Life is too short... その先の景色を走って見に行こう

65歳で初フルマラソン完走、Six Starsを目指す、遅れてやってきたシニアランナーのランニングダイアリー

<回想編> ーベルリンマラソン2024 ベルリンマラソン 後編

※このブログは<現在の記録>と<過去の振り返り>が混在しています

後半から失速

給水ポイントではちゃんと水を摂り、ジェルも早め早めに補給して、20kmくらいまでは順調に走っていたのですが、お腹がぐるぐるしてきて23kmあたりで空いているトイレを見つけて駆け込み。
そのあたりからペースダウンし始めて6分30秒ペースに...
下見をしていないし、ランドマーク的なものもあまりないので、もうどこをどう走っているのかわからない状態に。
子供達とハイタッチする余裕もなくなってきて、給水所もプラカップが散乱しているので転ばないように慎重に、ドイツなのにこれはあんまりエコじゃないな... なんて思いながら走っていました。

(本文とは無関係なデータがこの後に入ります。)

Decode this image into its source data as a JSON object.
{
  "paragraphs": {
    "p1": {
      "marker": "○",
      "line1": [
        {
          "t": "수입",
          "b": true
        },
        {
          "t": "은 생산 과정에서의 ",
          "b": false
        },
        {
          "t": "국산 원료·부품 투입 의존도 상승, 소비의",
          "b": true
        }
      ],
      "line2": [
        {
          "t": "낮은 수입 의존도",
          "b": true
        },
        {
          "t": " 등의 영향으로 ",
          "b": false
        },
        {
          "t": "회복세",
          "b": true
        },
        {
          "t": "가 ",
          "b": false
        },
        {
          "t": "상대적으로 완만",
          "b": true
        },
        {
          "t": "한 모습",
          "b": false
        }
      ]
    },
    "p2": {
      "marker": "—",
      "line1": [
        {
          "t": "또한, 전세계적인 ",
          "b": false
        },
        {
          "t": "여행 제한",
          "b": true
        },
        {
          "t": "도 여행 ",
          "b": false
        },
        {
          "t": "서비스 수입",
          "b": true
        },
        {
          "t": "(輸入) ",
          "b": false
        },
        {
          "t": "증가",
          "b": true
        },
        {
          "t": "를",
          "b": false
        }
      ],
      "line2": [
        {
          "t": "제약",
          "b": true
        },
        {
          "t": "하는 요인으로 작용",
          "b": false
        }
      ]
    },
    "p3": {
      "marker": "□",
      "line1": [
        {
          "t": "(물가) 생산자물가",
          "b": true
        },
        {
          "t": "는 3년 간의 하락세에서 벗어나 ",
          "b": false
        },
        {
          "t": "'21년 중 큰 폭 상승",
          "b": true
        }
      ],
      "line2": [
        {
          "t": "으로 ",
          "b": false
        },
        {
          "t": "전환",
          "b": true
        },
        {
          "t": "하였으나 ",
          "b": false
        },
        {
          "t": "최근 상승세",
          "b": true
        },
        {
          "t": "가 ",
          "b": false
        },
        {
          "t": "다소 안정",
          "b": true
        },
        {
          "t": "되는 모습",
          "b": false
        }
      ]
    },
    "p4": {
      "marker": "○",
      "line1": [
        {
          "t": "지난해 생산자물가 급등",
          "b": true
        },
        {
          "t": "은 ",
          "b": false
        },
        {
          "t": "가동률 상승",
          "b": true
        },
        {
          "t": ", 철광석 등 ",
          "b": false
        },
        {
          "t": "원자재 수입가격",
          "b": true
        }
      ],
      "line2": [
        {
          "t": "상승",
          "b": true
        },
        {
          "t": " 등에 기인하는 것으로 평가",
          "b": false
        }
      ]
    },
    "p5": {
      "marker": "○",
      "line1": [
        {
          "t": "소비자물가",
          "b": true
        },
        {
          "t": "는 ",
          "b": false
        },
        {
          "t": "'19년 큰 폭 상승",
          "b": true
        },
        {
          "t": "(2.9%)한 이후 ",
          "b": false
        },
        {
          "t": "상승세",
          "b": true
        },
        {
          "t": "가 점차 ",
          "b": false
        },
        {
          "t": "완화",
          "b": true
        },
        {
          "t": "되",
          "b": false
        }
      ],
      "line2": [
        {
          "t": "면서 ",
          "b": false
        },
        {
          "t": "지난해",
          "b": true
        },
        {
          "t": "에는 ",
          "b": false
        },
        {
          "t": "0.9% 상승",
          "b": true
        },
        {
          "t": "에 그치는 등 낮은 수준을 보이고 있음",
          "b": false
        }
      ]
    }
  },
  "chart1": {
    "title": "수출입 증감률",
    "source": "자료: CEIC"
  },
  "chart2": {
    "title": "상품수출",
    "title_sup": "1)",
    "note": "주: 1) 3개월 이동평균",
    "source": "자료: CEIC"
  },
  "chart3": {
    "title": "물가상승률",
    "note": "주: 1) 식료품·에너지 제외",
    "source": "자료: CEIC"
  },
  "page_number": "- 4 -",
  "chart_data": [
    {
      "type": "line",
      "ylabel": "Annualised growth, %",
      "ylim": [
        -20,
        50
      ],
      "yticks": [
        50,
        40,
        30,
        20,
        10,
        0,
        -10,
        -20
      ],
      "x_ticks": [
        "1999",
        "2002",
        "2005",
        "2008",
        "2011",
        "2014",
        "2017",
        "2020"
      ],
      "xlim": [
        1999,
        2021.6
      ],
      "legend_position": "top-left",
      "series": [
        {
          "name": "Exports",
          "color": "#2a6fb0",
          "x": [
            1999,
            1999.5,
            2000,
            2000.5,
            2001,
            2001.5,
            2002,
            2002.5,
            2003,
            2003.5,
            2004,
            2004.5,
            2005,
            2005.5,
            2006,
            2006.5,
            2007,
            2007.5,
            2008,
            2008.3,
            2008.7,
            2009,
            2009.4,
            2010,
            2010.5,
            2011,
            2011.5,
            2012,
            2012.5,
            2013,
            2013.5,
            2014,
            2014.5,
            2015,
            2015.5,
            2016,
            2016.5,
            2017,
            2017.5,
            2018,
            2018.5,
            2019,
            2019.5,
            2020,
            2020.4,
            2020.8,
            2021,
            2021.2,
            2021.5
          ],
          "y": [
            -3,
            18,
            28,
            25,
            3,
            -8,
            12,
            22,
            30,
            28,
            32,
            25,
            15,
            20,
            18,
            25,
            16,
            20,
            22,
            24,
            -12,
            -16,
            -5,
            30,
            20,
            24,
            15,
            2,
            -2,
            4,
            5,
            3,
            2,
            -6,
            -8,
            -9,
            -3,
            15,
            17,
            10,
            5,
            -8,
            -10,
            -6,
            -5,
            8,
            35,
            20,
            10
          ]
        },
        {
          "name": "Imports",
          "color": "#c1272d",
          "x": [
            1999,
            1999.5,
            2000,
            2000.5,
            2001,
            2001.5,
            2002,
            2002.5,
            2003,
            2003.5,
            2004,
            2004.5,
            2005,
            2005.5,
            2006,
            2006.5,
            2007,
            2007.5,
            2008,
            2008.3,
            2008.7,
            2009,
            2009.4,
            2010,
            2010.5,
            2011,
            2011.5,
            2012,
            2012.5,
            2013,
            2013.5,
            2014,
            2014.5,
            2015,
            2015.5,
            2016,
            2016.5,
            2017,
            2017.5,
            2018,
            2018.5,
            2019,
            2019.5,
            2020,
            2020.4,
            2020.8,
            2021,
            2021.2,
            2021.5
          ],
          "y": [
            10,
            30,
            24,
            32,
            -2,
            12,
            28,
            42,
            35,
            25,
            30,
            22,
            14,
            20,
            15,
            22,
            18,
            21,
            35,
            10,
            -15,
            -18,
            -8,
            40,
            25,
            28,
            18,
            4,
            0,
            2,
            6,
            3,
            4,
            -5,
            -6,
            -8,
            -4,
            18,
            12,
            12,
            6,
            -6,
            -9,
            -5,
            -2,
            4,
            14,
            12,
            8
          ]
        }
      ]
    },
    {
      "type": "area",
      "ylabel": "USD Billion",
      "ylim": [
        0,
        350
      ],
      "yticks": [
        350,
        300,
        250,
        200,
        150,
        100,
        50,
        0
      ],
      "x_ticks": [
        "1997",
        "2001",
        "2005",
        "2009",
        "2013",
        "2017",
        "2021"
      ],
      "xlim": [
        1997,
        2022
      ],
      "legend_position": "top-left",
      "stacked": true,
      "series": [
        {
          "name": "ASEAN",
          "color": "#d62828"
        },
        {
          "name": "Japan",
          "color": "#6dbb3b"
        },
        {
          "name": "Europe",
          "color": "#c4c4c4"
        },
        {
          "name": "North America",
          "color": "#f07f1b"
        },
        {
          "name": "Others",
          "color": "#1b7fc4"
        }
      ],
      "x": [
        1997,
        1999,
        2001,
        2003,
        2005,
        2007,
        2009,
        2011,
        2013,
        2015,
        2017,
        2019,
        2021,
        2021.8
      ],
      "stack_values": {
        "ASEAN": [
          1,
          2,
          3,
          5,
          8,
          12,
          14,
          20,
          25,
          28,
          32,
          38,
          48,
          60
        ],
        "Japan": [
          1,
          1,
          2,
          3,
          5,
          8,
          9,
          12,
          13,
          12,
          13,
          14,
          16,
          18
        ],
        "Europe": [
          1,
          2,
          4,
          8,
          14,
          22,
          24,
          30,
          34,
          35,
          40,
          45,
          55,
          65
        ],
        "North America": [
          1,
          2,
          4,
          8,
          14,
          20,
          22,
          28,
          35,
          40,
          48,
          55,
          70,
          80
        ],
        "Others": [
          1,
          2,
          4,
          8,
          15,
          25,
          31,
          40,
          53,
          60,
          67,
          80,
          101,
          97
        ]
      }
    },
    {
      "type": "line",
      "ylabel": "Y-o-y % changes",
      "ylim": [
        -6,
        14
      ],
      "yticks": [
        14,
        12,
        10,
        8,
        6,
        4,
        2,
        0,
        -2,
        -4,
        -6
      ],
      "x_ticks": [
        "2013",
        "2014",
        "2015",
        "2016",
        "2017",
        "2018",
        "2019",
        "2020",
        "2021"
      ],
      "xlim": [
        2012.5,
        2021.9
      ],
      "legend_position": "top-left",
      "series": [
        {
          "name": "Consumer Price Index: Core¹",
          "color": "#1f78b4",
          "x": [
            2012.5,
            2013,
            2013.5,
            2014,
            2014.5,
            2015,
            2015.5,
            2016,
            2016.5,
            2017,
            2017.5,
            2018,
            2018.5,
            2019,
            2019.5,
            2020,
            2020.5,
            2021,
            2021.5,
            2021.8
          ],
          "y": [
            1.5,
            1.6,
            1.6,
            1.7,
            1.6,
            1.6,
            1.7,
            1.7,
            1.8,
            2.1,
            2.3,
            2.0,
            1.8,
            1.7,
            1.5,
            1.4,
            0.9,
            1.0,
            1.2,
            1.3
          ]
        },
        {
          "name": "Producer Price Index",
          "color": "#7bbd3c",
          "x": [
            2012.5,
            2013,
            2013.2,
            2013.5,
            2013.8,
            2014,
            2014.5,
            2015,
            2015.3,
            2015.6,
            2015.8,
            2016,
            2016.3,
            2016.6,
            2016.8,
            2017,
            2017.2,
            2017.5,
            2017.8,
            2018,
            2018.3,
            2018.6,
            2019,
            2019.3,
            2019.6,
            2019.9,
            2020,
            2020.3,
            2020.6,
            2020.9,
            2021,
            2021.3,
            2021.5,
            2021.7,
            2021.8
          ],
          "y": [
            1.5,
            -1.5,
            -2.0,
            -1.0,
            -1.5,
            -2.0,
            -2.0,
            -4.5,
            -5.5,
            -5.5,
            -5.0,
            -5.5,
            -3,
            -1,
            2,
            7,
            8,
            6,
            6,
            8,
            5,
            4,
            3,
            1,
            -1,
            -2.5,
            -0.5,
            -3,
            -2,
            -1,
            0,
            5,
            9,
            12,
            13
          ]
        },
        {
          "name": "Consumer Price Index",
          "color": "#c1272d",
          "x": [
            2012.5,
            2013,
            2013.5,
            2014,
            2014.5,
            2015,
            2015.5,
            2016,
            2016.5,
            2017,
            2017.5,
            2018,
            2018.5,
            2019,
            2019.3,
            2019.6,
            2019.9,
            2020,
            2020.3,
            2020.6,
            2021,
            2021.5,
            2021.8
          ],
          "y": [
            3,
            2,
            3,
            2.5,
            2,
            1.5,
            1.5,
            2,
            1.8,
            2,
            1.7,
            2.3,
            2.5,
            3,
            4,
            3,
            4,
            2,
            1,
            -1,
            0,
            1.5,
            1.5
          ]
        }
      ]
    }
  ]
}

30kmを過ぎるとさらにペースが6分30秒〜45秒に落ちてしまうのですが、沿道から
- Midori, you are my best friend !! 
- Midori, GO! GO! GO!
などと大声でランナーの名前を呼んで励ましてくれる熱狂的な応援が背中を押してくれて、とにかくがんばろうと歩を進めます。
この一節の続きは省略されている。